Moda = superficialidade.

Odeio pessoas de fundo trendy.
Prefiro pessoas que pensem por elas mesmas.
Escolhas.

jacklyn disse...

Moda nem sempre significa superficialidade. E a importância que se lhe dá varia sempre de pessoa para pessoa. O que nem toda a gente pensa é que é só mais um negócio que em alguns casos é desumano. Nós podemos contribuir para isso ou podemos marcar a nossa posição relativamente a isso.
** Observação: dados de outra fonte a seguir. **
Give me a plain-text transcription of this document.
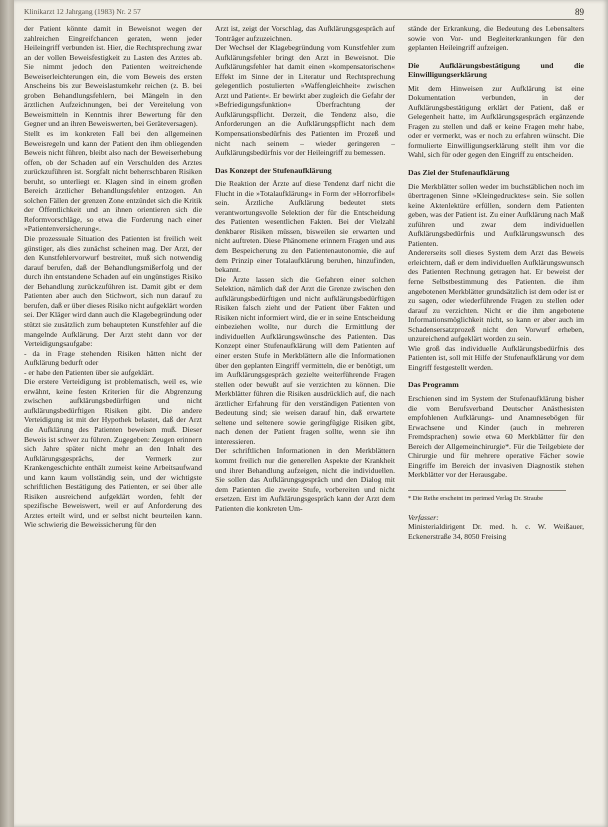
Klinikarzt 12 Jahrgang (1983) Nr. 2 57	89

der Patient könnte damit in Beweisnot wegen der zahlreichen Eingreifchancen geraten, wenn jeder Heileingriff verbunden ist. Hier, die Rechtsprechung zwar an der vollen Beweisfestigkeit zu Lasten des Arztes ab. Sie nimmt jedoch den Patienten weitreichende Beweiserleichterungen ein, die vom Beweis des ersten Anscheins bis zur Beweislastumkehr reichen (z. B. bei groben Behandlungsfehlern, bei Mängeln in den ärztlichen Aufzeichnungen, bei der Vereitelung von Beweismitteln in Kenntnis ihrer Bewertung für den Gegner und an ihren Beweiswerten, bei Geräteversagen).

Stellt es im konkreten Fall bei den allgemeinen Beweisregeln und kann der Patient den ihm obliegenden Beweis nicht führen, bleibt also nach der Beweiserhebung offen, ob der Schaden auf ein Verschulden des Arztes zurückzuführen ist. Sorgfalt nicht beherrschbaren Risiken beruht, so unterliegt er. Klagen sind in einem großen Bereich ärztlicher Behandlungsfehler entzogen. An solchen Fällen der grenzen Zone entzündet sich die Kritik der Öffentlichkeit und an ihnen orientieren sich die Reformvorschläge, so etwa die Forderung nach einer »Patientenversicherung«.

Die prozessuale Situation des Patienten ist freilich weit günstiger, als dies zunächst scheinen mag. Der Arzt, der den Kunstfehlervorwurf bestreitet, muß sich notwendig darauf berufen, daß der Behandlungsmißerfolg und der durch ihn entstandene Schaden auf ein ungünstiges Risiko der Behandlung zurückzuführen ist. Damit gibt er dem Patienten aber auch den Stichwort, sich nun darauf zu berufen, daß er über dieses Risiko nicht aufgeklärt worden sei. Der Kläger wird dann auch die Klagebegründung oder stützt sie zusätzlich zum behaupteten Kunstfehler auf die mangelnde Aufklärung. Der Arzt steht dann vor der Verteidigungsaufgabe:

- da in Frage stehenden Risiken hätten nicht der Aufklärung bedurft oder

- er habe den Patienten über sie aufgeklärt.

Die erstere Verteidigung ist problematisch, weil es, wie erwähnt, keine festen Kriterien für die Abgrenzung zwischen aufklärungsbedürftigen und nicht aufklärungsbedürftigen Risiken gibt. Die andere Verteidigung ist mit der Hypothek belastet, daß der Arzt die Aufklärung des Patienten beweisen muß. Dieser Beweis ist schwer zu führen. Zugegeben: Zeugen erinnern sich Jahre später nicht mehr an den Inhalt des Aufklärungsgesprächs, der Vermerk zur Krankengeschichte enthält zumeist keine Arbeitsaufwand und kann kaum vollständig sein, und der wichtigste schriftlichen Bestätigung des Patienten, er sei über alle Risiken ausreichend aufgeklärt worden, fehlt der spezifische Beweiswert, weil er auf Anforderung des Arztes erteilt wird, und er selbst nicht beurteilen kann. Wie schwierig die Beweissicherung für den

Arzt ist, zeigt der Vorschlag, das Aufklärungsgespräch auf Tonträger aufzuzeichnen.

Der Wechsel der Klagebegründung vom Kunstfehler zum Aufklärungsfehler bringt den Arzt in Beweisnot. Die Aufklärungsfehler hat damit einen »kompensatorischen« Effekt im Sinne der in Literatur und Rechtsprechung gelegentlich postulierten »Waffengleichheit« zwischen Arzt und Patient«. Er bewirkt aber zugleich die Gefahr der »Befriedigungsfunktion« Überfrachtung der Aufklärungspflicht. Derzeit, die Tendenz also, die Anforderungen an die Aufklärungspflicht nach dem Kompensationsbedürfnis des Patienten im Prozeß und nicht nach seinem – wieder geringeren – Aufklärungsbedürfnis vor der Heileingriff zu bemessen.

Das Konzept der Stufenaufklärung

Die Reaktion der Ärzte auf diese Tendenz darf nicht die Flucht in die »Totalaufklärung« in Form der »Horrorfibel« sein. Ärztliche Aufklärung bedeutet stets verantwortungsvolle Selektion der für die Entscheidung des Patienten wesentlichen Fakten. Bei der Vielzahl denkbarer Risiken müssen, bisweilen sie erwarten und nicht auftreten. Diese Phänomene erinnern Fragen und aus dem Bespeicherung zu den Patientenautonomie, die auf dem Prinzip einer Totalaufklärung beruhen, hinzufinden, bekannt.

Die Ärzte lassen sich die Gefahren einer solchen Selektion, nämlich daß der Arzt die Grenze zwischen den aufklärungsbedürftigen und nicht aufklärungsbedürftigen Risiken falsch zieht und der Patient über Fakten und Risiken nicht informiert wird, die er in seine Entscheidung einbeziehen wollte, nur durch die Ermittlung der individuellen Aufklärungswünsche des Patienten. Das Konzept einer Stufenaufklärung will dem Patienten auf einer ersten Stufe in Merkblättern alle die Informationen über den geplanten Eingriff vermitteln, die er benötigt, um im Aufklärungsgespräch gezielte weiterführende Fragen stellen oder bewußt auf sie verzichten zu können. Die Merkblätter führen die Risiken ausdrücklich auf, die nach ärztlicher Erfahrung für den verständigen Patienten von Bedeutung sind; sie weisen darauf hin, daß erwartete seltene und seltenere sowie geringfügige Risiken gibt, nach denen der Patient fragen sollte, wenn sie ihn interessieren.

Der schriftlichen Informationen in den Merkblättern kommt freilich nur die generellen Aspekte der Krankheit und ihrer Behandlung aufzeigen, nicht die individuellen. Sie sollen das Aufklärungsgespräch und den Dialog mit dem Patienten die zweite Stufe, vorbereiten und nicht ersetzen. Erst im Aufklärungsgespräch kann der Arzt dem Patienten die konkreten Um-

stände der Erkrankung, die Bedeutung des Lebensalters sowie von Vor- und Begleiterkrankungen für den geplanten Heileingriff aufzeigen.

Die Aufklärungsbestätigung und die Einwilligungserklärung

Mit dem Hinweisen zur Aufklärung ist eine Dokumentation verbunden, in der Aufklärungsbestätigung erklärt der Patient, daß er Gelegenheit hatte, im Aufklärungsgespräch ergänzende Fragen zu stellen und daß er keine Fragen mehr habe, oder er vermerkt, was er noch zu erfahren wünscht. Die formulierte Einwilligungserklärung stellt ihm vor die Wahl, sich für oder gegen den Eingriff zu entscheiden.

Das Ziel der Stufenaufklärung

Die Merkblätter sollen weder im buchstäblichen noch im übertragenen Sinne »Kleingedrucktes« sein. Sie sollen keine Aktenlektüre erfüllen, sondern dem Patienten geben, was der Patient ist. Zu einer Aufklärung nach Maß zuführen und zwar dem individuellen Aufklärungsbedürfnis und Aufklärungswunsch des Patienten.

Andererseits soll dieses System dem Arzt das Beweis erleichtern, daß er dem individuellen Aufklärungswunsch des Patienten Rechnung getragen hat. Er beweist der ferne Selbstbestimmung des Patienten. die ihm angebotenen Merkblätter grundsätzlich ist dem oder ist er zu sagen, oder wiederführende Fragen zu stellen oder darauf zu verzichten. Nicht er die ihm angebotene Informationsmöglichkeit nicht, so kann er aber auch im Schadensersatzprozeß nicht den Vorwurf erheben, unzureichend aufgeklärt worden zu sein.

Wie groß das individuelle Aufklärungsbedürfnis des Patienten ist, soll mit Hilfe der Stufenaufklärung vor dem Eingriff festgestellt werden.

Das Programm

Erschienen sind im System der Stufenaufklärung bisher die vom Berufsverband Deutscher Anästhesisten empfohlenen Aufklärungs- und Anamnesebögen für Erwachsene und Kinder (auch in mehreren Fremdsprachen) sowie etwa 60 Merkblätter für den Bereich der Allgemeinchirurgie*. Für die Teilgebiete der Chirurgie und für mehrere operative Fächer sowie Eingriffe im Bereich der invasiven Diagnostik stehen Merkblätter vor der Herausgabe.

* Die Reihe erscheint im perimed Verlag Dr. Straube
Verfasser:
Ministerialdirigent Dr. med. h. c. W. Weißauer, Eckenerstraße 34, 8050 Freising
Provocação 'aka' Menina Ção disse...

Ok, tudo bem tens toda a razão. Mas o problema é que tens os fulanos que te cobram 100 euros pelas calças e são ainda assim provindas de falta de condições, eles só aumentam o preço para aumentar o lucro. É mt complicado para o consumidor discernir o onde. Muito complicado, ou tás dentro do meio ou sabes nada :S

jacklyn disse...

A margem de lucro dos grandes grupos normalmente é tão grande como a das marcas mais pequenas e mais caras. Por exemplo, um grupo como a Inditex (dono da Zara, Bershka, Pull & Bear e Massimo Dutti, entre outras) apesar de praticar preços reduzidos tem uma margem bem boa, e porquê? Primeiro utiliza matérias-primas de baixa gama, claro, mas depois tem uma política de custos reduzidissimos na produção. Como tem capacidade de encomendar dezenas de milhar de peças do mesmo modelo, pratica preços absolutamente miseráveis, contudo as encomendas tornam-se atraentes pela quantidade, que rentabiliza a produção mas à fábrica dá muito pouco lucro. Ou seja, vão buscar sempre ao lado mais fraco, o produtor. Depois trabalha directamente, não paga comissões, por exemplo. Também não tem distribuidores, o grupo distribui directamente e tem lojas em todo o mundo. Não tem qualquer política de defesa dos direitos humanos, como referi. Uma marca pequena, que encomende quinhentas ou mil peças, paga sempre mais caro à fábrica, porque a produção não tem o mesmo rendimento, começa, e quando a costureira já está habituada e produz o máximo por hora, já acabou. Depois tem um agente (como a empresa onde trabalho) que lhe orienta e acompanha as produções, porque não tem staff suficiente para o fazer, Além disso, se vender noutro país, tem de ter um distribuidor que conheça o mercado, que lhe ponha a mercadoria nas lojas, porque também não tem lojas próprias. Toda esta gente pelo meio ganha dinheiro, e é por isso que os preços são mais elevados, não é a margem da marca em si que é muito elevada. Mas basta ver o país de origem na etiqueta de composição. Ah, é obrigatório que o país de origem esteja escarrapachado na etiqueta de composição, e há muito boa gente que não cumpre isto. Os preços baixos praticados pelos grandes grupos normalmente significam que a origem está de alguma forma a ser explorada, as margens de lucro são a última coisa onde se mexe. Mas mesmo a Inditex não produz o artigo Zara nas mesmas fábricas onde produz o artigo Massimo Dutti. Os preços Massimo Dutti são mais elevados porque as matérias-primas nem se comparam às das outras marcas do grupo, a qualidade de confecção é muito superior e as séries (quantidades) são bem mais reduzidas, logo preços mais elevados, mas a margem deles não há-de ser superior. Infelizmente o grupo Inditex não é o único, há outros grandes grupos europeus e americanos que trabalham com este conceito.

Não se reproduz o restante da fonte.